Smell is very important in insects. It is difficult for us to judge of, since man is of all the vertebrates except the whales, perhaps, the one in which this sense is most rudimentary. We can evidently, therefore, form only a feeble idea of the world of knowledge imparted by a smell to a dog, a mole, a hedgehog, or an insect. The instruments of smell are the antennæ. A poor ant without antennæ is as lost as a blind man who is also deaf and dumb. This appears from its complete social inactivity, its isolation, its incapacity to guide itself and to find its food. It can, therefore, be boldly supposed that the antennæ and their power of smell, as much on contact as at a distance, constitute the social sense of ants, the sense which allows them to recognise one another, to tend to their larvæ, and mutually help one another, and also the sense which awakens their greedy appetites, their violent hatred for every being foreign to the colony, the sense which principally guides them—a little helped by vision, especially in certain species—in the long and patient travels which they have to undertake, which makes them find their way back, find their plant-lice, and all their other means of subsistence.

As the philosopher Herbert Spencer has well pointed out, the visceral sensations of man, and those internal senses which, like smell, can only make an impression of one kind as regards space—two simultaneous odours can only be appreciated by us as a mixture—are precisely those by which we can gain little or no information relative to space. Our vision, on the contrary, which localises the rays from various distant points of space on various distinct points of our retina at the same time, is our most relational sense, that which gives us the most vast ideas of space.

But the antennæ of insects are an olfactory organ turned inside out, prominent in space, and, further, very mobile. This allows us to suppose that the sense of smell may be much more relational than ours, that the sensations thence derived give them ideas of space and of direction which may be qualitatively different from ours.

Taste exists in insects, and has been very widely written on, but somewhat inconclusively. The organs of taste probably are to be found in the jaws and at the base of the tongue. This sense can be observed in ants, bees, and wasps; and everyone has seen how caterpillars especially recognise by taste the plants which suit them.

Much has been written on the hearing of insects; but, in my judgment, only crickets and several other insects of that class appear to perceive sounds. Erroneous views have been due to confusing hearing with mechanical vibrations.

We must not forget that the specialisation of the organ of hearing has reached in man a delicacy of detail which is evidently not found again in lower vertebrates.

Pain is much less developed in insects than in warm-blooded vertebrates. Otherwise, one could not see either an ant, with its abdomen or antennæ cut off, gorge itself with honey; or a humble-bee, in which the antennæ and all the front of the head had been removed, go to find and pillage flowers; or a spider, the foot of which had been broken, feed immediately on this, its own foot, as I myself have seen; or, finally, a caterpillar, wounded at the "tail" end, devour itself, beginning behind, as I have observed more than once.

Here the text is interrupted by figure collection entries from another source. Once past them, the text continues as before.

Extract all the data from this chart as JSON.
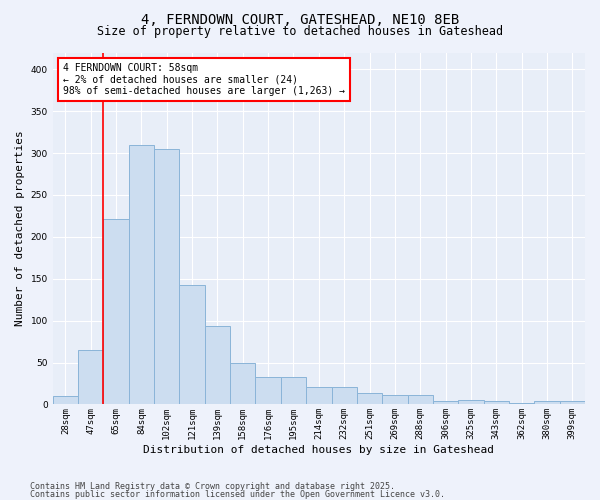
{
  "title1": "4, FERNDOWN COURT, GATESHEAD, NE10 8EB",
  "title2": "Size of property relative to detached houses in Gateshead",
  "xlabel": "Distribution of detached houses by size in Gateshead",
  "ylabel": "Number of detached properties",
  "categories": [
    "28sqm",
    "47sqm",
    "65sqm",
    "84sqm",
    "102sqm",
    "121sqm",
    "139sqm",
    "158sqm",
    "176sqm",
    "195sqm",
    "214sqm",
    "232sqm",
    "251sqm",
    "269sqm",
    "288sqm",
    "306sqm",
    "325sqm",
    "343sqm",
    "362sqm",
    "380sqm",
    "399sqm"
  ],
  "values": [
    10,
    65,
    221,
    310,
    305,
    143,
    93,
    50,
    33,
    33,
    21,
    21,
    14,
    11,
    11,
    4,
    5,
    4,
    2,
    4,
    4
  ],
  "bar_color": "#ccddf0",
  "bar_edge_color": "#8ab4d8",
  "red_line_x": 1.5,
  "annotation_text": "4 FERNDOWN COURT: 58sqm\n← 2% of detached houses are smaller (24)\n98% of semi-detached houses are larger (1,263) →",
  "annotation_box_color": "white",
  "annotation_box_edge": "red",
  "footer1": "Contains HM Land Registry data © Crown copyright and database right 2025.",
  "footer2": "Contains public sector information licensed under the Open Government Licence v3.0.",
  "ylim": [
    0,
    420
  ],
  "bg_color": "#eef2fb",
  "plot_bg_color": "#e8eef8",
  "grid_color": "white",
  "title_fontsize": 10,
  "subtitle_fontsize": 8.5,
  "tick_fontsize": 6.5,
  "label_fontsize": 8,
  "footer_fontsize": 6,
  "ann_fontsize": 7
}
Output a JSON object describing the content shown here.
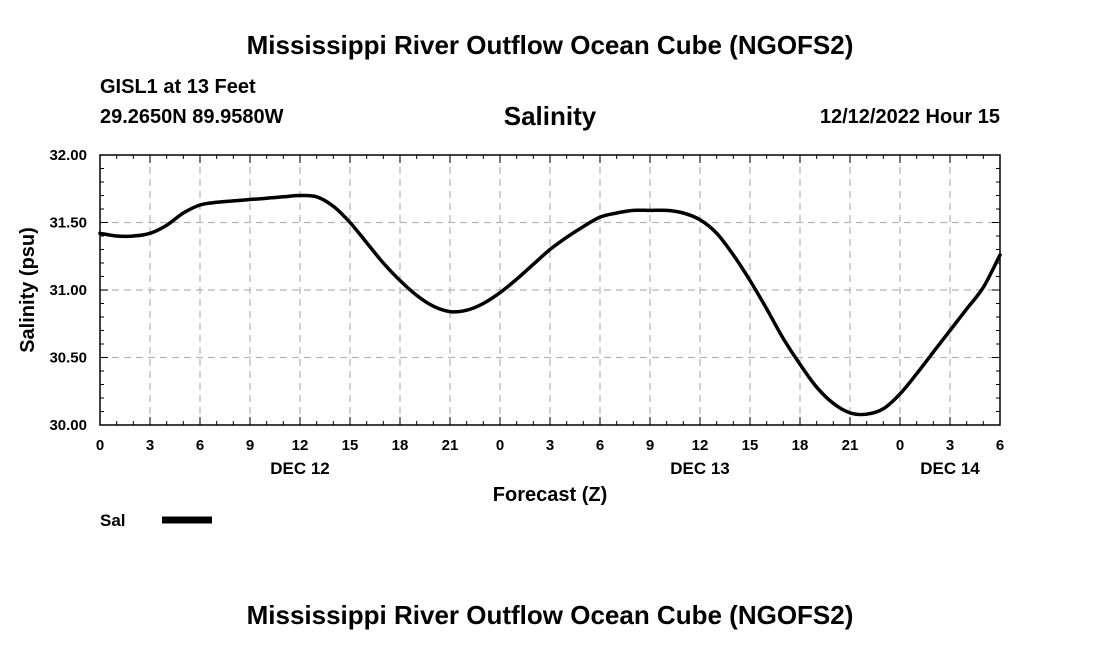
{
  "header": {
    "title": "Mississippi River Outflow Ocean Cube (NGOFS2)",
    "station": "GISL1 at 13 Feet",
    "coords": "29.2650N  89.9580W",
    "chart_title": "Salinity",
    "datetime": "12/12/2022 Hour 15"
  },
  "footer": {
    "title": "Mississippi River Outflow Ocean Cube (NGOFS2)"
  },
  "colors": {
    "line": "#000000",
    "grid": "#b5b5b5"
  },
  "chart_data": {
    "type": "line",
    "title": "Salinity",
    "xlabel": "Forecast (Z)",
    "ylabel": "Salinity (psu)",
    "ylim": [
      30.0,
      32.0
    ],
    "xlim": [
      0,
      54
    ],
    "grid": true,
    "yticks": [
      30.0,
      30.5,
      31.0,
      31.5,
      32.0
    ],
    "ytick_labels": [
      "30.00",
      "30.50",
      "31.00",
      "31.50",
      "32.00"
    ],
    "xticks": [
      0,
      3,
      6,
      9,
      12,
      15,
      18,
      21,
      24,
      27,
      30,
      33,
      36,
      39,
      42,
      45,
      48,
      51,
      54
    ],
    "xtick_labels": [
      "0",
      "3",
      "6",
      "9",
      "12",
      "15",
      "18",
      "21",
      "0",
      "3",
      "6",
      "9",
      "12",
      "15",
      "18",
      "21",
      "0",
      "3",
      "6"
    ],
    "day_labels": [
      {
        "x": 12,
        "label": "DEC 12"
      },
      {
        "x": 36,
        "label": "DEC 13"
      },
      {
        "x": 51,
        "label": "DEC 14"
      }
    ],
    "legend": {
      "position": "bottom-left",
      "entries": [
        "Sal"
      ]
    },
    "series": [
      {
        "name": "Sal",
        "x": [
          0,
          1,
          2,
          3,
          4,
          5,
          6,
          7,
          8,
          9,
          10,
          11,
          12,
          13,
          14,
          15,
          16,
          17,
          18,
          19,
          20,
          21,
          22,
          23,
          24,
          25,
          26,
          27,
          28,
          29,
          30,
          31,
          32,
          33,
          34,
          35,
          36,
          37,
          38,
          39,
          40,
          41,
          42,
          43,
          44,
          45,
          46,
          47,
          48,
          49,
          50,
          51,
          52,
          53,
          54
        ],
        "values": [
          31.42,
          31.4,
          31.4,
          31.42,
          31.48,
          31.57,
          31.63,
          31.65,
          31.66,
          31.67,
          31.68,
          31.69,
          31.7,
          31.69,
          31.62,
          31.5,
          31.35,
          31.2,
          31.07,
          30.96,
          30.88,
          30.84,
          30.85,
          30.9,
          30.98,
          31.08,
          31.19,
          31.3,
          31.39,
          31.47,
          31.54,
          31.57,
          31.59,
          31.59,
          31.59,
          31.57,
          31.52,
          31.42,
          31.26,
          31.07,
          30.86,
          30.64,
          30.45,
          30.28,
          30.16,
          30.09,
          30.08,
          30.12,
          30.23,
          30.38,
          30.54,
          30.7,
          30.86,
          31.02,
          31.26
        ]
      }
    ]
  }
}
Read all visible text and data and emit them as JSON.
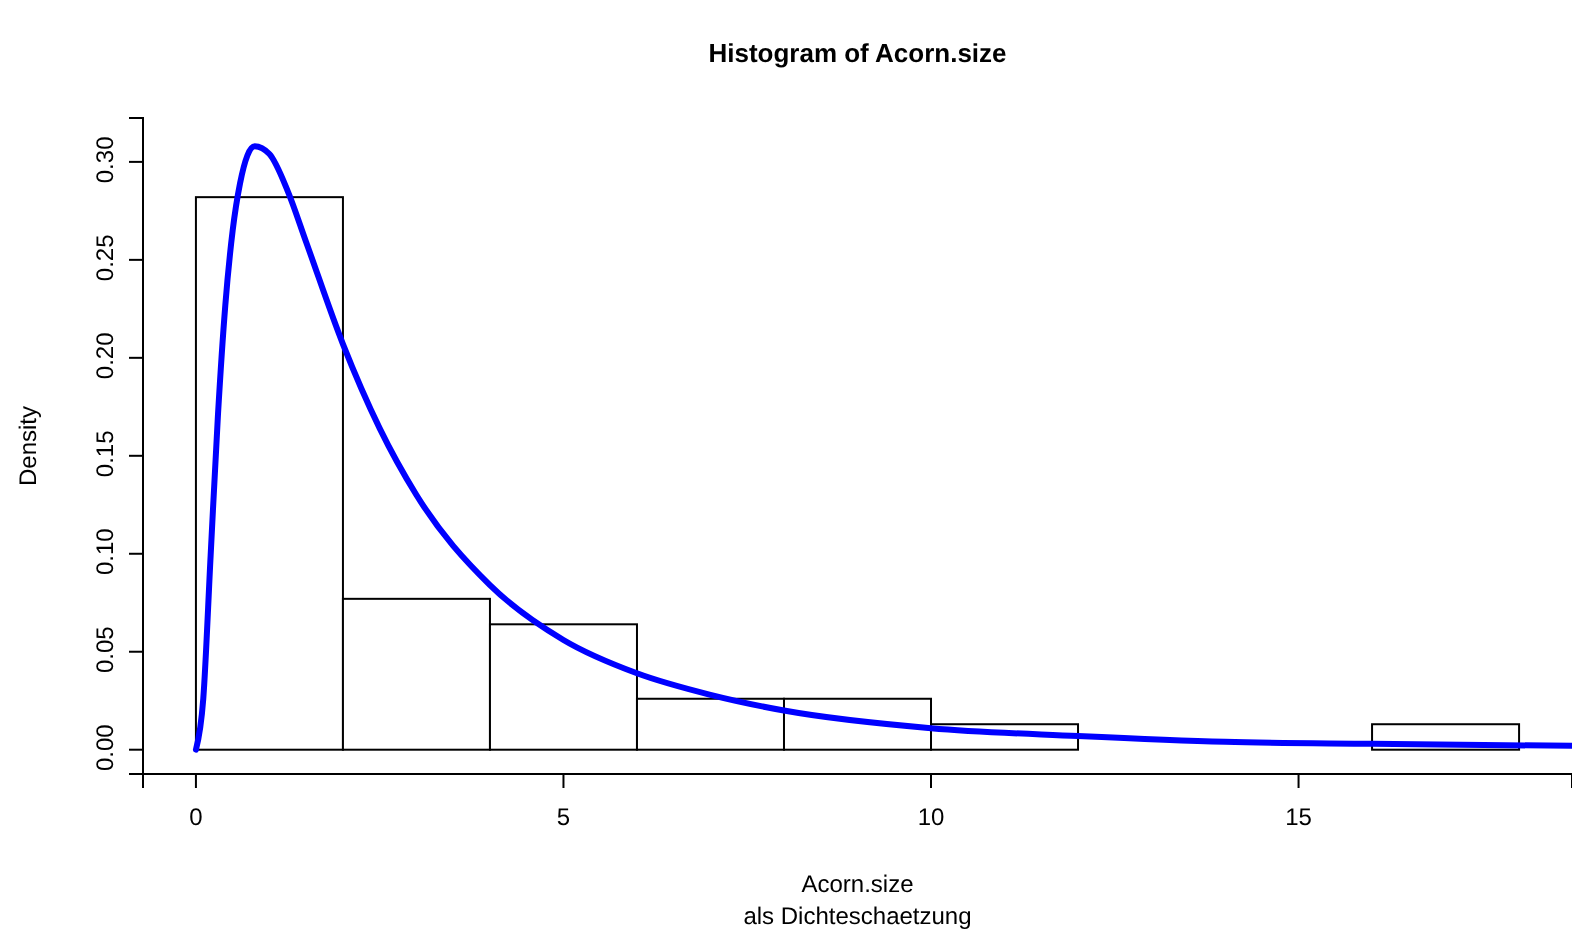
{
  "chart_data": {
    "type": "histogram",
    "title": "Histogram of Acorn.size",
    "xlabel": "Acorn.size",
    "subtitle": "als Dichteschaetzung",
    "ylabel": "Density",
    "series": [
      {
        "color": "#ffffff",
        "bins": [
          0,
          2,
          4,
          6,
          8,
          10,
          12,
          14,
          16,
          18
        ],
        "values": [
          0.282,
          0.077,
          0.064,
          0.026,
          0.026,
          0.013,
          0,
          0,
          0.013
        ]
      },
      {
        "type": "line",
        "color": "#0000ff",
        "x": [
          0,
          0.1,
          0.2,
          0.3,
          0.4,
          0.5,
          0.6,
          0.8,
          1,
          1.25,
          1.5,
          2,
          2.5,
          3,
          4,
          5,
          6,
          7,
          8,
          10,
          12,
          14,
          16,
          18.72
        ],
        "values": [
          0,
          0.026,
          0.099,
          0.171,
          0.227,
          0.265,
          0.289,
          0.308,
          0.304,
          0.285,
          0.259,
          0.207,
          0.164,
          0.13,
          0.084,
          0.056,
          0.039,
          0.028,
          0.02,
          0.011,
          0.007,
          0.004,
          0.003,
          0.002
        ]
      }
    ],
    "xlim": [
      -0.72,
      18.72
    ],
    "xticks": [
      0,
      5,
      10,
      15
    ],
    "ylim": [
      -0.0124,
      0.3224
    ],
    "yticks": [
      {
        "value": 0,
        "label": "0.00"
      },
      {
        "value": 0.05,
        "label": "0.05"
      },
      {
        "value": 0.1,
        "label": "0.10"
      },
      {
        "value": 0.15,
        "label": "0.15"
      },
      {
        "value": 0.2,
        "label": "0.20"
      },
      {
        "value": 0.25,
        "label": "0.25"
      },
      {
        "value": 0.3,
        "label": "0.30"
      }
    ],
    "grid": false
  }
}
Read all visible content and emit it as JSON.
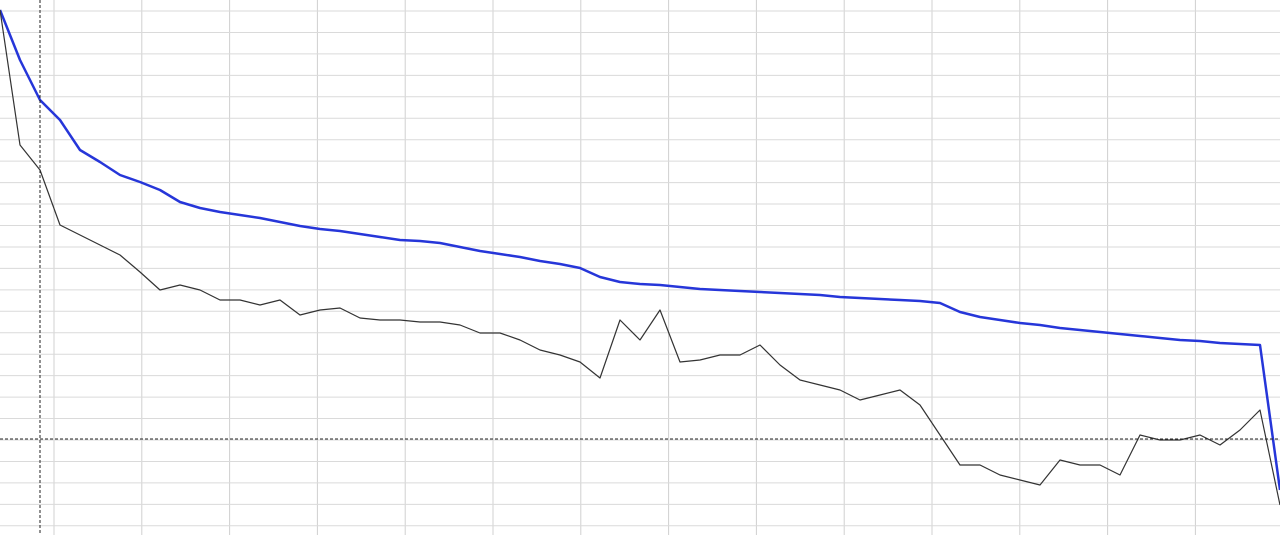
{
  "chart_data": {
    "type": "line",
    "ylim": [
      0,
      535
    ],
    "series": [
      {
        "color": "#2636d9",
        "values": [
          525,
          475,
          435,
          415,
          385,
          373,
          360,
          353,
          345,
          333,
          327,
          323,
          320,
          317,
          313,
          309,
          306,
          304,
          301,
          298,
          295,
          294,
          292,
          288,
          284,
          281,
          278,
          274,
          271,
          267,
          258,
          253,
          251,
          250,
          248,
          246,
          245,
          244,
          243,
          242,
          241,
          240,
          238,
          237,
          236,
          235,
          234,
          232,
          223,
          218,
          215,
          212,
          210,
          207,
          205,
          203,
          201,
          199,
          197,
          195,
          194,
          192,
          191,
          190,
          45
        ]
      },
      {
        "color": "#333333",
        "values": [
          525,
          390,
          365,
          310,
          300,
          290,
          280,
          263,
          245,
          250,
          245,
          235,
          235,
          230,
          235,
          220,
          225,
          227,
          217,
          215,
          215,
          213,
          213,
          210,
          202,
          202,
          195,
          185,
          180,
          173,
          157,
          215,
          195,
          225,
          173,
          175,
          180,
          180,
          190,
          170,
          155,
          150,
          145,
          135,
          140,
          145,
          130,
          100,
          70,
          70,
          60,
          55,
          50,
          75,
          70,
          70,
          60,
          100,
          95,
          95,
          100,
          90,
          105,
          125,
          30
        ]
      }
    ]
  }
}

IV.—Insect Reason and Passions

Insects reason, and the most intelligent among them, the social hymenoptera, especially the wasps and ants, even reason much more than one is tempted to believe when one observes the regularly recurring mechanism of their instincts. To observe and understand these reasonings well, it is necessary to mislead their instinct. Further, one may remark little bursts of plastic judgment, of combinations—extremely limited, it is true—which, in forcing them an instant from the beaten track of their automatism, help them to overcome difficulties, and to decide between two dangers. From the point of view of instinct and intelligence, or rather of reason, there are not, therefore, absolute contrasts between the insect, the mammal, and the man.

Finally, insects have passions which are more or less bound up with their instincts. And these passions vary enormously, according to the species. I have noted the following passions or traits of character among ants: choler, hatred, devotion, activity, perseverance, and gluttony. I have added thereto the discouragement which is sometimes shown in a striking manner at the time of a defeat, and which can become real despair; the fear which is shown among ants when they are alone, while it disappears when they are numerous. I can add further the momentary temerity whereby certain ants, knowing the enemy to be weakened and discouraged, hurl themselves alone in the midst of the black masses of enemies larger than themselves, hustling them without taking the least further precaution.